Thursday, 27 March 2008

Frequently Asked Questions

questionmarks
What is the joy of freethought?
The positive primordial feeling of using our own brain on the so-called last questions before it has been replaced by imposed religious beliefs, and after it has been regained by deconversion. A view that emphasizes the good sides of living with a free mind as opposed to attacking bad sides of religion.

Dare it? Is it dangerous?
No. At least not more dangerous than religion. But for most adherers, religion implies a big value which will cause fear of loss if threatened. Only a shift of view will show that the real values of religion will not be lost, and that the gain of freethought will exceed a possible loss by far.

Do it? Do you want to proselytize?
Not quite. Rather encourage. I have the impression that many out there are not really comfortable with their religion. Instead of living it in a compromised, undecided way, they could be happier with undogmatic freethought and a full commitment to a secular humanism.

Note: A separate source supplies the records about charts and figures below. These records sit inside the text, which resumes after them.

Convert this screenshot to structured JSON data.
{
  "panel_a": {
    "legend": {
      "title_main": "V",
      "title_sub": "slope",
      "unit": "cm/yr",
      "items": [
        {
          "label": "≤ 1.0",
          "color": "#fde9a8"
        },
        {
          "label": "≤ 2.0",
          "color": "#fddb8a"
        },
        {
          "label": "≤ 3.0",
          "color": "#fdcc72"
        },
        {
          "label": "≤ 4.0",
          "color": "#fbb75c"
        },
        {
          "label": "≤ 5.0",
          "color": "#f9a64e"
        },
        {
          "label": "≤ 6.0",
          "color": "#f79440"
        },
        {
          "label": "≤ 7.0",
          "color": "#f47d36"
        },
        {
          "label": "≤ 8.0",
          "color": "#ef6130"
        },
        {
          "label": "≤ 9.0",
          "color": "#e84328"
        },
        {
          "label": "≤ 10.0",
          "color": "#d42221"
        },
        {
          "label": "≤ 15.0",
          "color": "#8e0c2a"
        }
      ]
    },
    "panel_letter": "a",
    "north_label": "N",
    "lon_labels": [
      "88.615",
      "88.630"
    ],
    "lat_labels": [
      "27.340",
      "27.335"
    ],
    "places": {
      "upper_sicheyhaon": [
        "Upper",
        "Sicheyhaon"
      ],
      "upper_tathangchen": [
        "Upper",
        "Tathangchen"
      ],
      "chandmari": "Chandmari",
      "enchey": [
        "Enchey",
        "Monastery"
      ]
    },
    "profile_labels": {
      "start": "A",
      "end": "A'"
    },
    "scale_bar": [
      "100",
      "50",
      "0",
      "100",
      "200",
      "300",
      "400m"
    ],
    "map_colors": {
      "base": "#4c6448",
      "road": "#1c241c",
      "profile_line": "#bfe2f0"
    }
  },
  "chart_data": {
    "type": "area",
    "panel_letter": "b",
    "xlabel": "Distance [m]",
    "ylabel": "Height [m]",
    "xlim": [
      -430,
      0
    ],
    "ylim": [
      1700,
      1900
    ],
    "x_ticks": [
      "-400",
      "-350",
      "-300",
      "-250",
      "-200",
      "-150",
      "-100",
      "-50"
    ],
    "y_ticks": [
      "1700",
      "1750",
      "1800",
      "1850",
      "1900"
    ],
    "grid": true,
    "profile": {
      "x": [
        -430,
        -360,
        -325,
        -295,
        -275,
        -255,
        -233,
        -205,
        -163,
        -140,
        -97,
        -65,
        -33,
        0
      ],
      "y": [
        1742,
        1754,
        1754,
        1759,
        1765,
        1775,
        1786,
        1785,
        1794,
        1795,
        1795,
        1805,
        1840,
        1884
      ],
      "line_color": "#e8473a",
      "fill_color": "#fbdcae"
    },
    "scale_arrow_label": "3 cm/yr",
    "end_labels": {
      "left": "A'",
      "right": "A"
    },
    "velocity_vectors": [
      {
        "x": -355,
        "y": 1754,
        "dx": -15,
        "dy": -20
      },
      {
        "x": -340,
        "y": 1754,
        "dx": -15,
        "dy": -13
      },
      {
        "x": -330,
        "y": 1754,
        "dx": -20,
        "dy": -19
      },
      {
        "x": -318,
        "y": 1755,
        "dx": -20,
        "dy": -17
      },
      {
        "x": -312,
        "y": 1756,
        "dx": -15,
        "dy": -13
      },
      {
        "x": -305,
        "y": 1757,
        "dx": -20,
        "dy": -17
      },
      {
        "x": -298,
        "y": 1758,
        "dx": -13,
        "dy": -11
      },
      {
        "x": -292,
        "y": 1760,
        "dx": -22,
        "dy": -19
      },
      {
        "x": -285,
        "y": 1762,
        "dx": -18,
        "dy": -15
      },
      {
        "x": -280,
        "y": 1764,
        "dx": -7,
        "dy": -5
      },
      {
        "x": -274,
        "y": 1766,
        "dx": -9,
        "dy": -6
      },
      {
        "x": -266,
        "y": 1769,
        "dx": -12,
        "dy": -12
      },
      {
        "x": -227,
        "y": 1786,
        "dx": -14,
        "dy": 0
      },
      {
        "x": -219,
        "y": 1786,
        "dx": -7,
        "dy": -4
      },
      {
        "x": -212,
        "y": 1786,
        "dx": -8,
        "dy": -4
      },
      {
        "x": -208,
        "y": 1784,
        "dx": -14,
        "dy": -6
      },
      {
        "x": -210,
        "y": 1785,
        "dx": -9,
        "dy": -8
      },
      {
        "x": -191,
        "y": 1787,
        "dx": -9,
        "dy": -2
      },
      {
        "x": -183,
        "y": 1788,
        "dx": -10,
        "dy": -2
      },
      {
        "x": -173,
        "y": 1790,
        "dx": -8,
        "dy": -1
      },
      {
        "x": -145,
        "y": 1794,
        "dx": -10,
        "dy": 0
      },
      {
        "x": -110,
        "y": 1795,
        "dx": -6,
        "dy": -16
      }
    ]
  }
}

But for all those who are happy with their religion, it might be better to stay with it.

Do you hate Christianity?
No. I have just grown out of it, and I still appreciate its content that is relevant to humanism, and I admire the great cultural achievements such as the music of Bach. I am also comfortable with my first name and with the reasons of my dad to choose it for me. The spiritual world in which I have grown up is and will forever be part of my life, and I do not deny this part of my personal history.

Are you an atheist?
This question may be less important than you may think, but yes. At least at the moment. Freethought is a thinking mode, not a belief, and for a freethinker every belief is subject to a possible change. But it is not very likely that I'll come again to believe in a personal God who has planned my life and who does guide it.

Do you believe in a soul?
Yes, but not in one that is separate from my brain and that has existed before my brain and will exist after my brain has disappeared. The soul is a function or phenomenon of the brain, and this is not meant as a depreciation but, on the contrary, as admiration and awe of natural wonder.

So you do not believe in afterlife?
No. I did not exist before I have been conceived, and I'll return to this same state after my death. But, due to my life, the world has changed its state - see also my remarks on butterfly effect. I think that the finite duration of life, as opposed to a supposed endless duration, adds more value to it. When there is no life after death, life before death becomes more important and precious.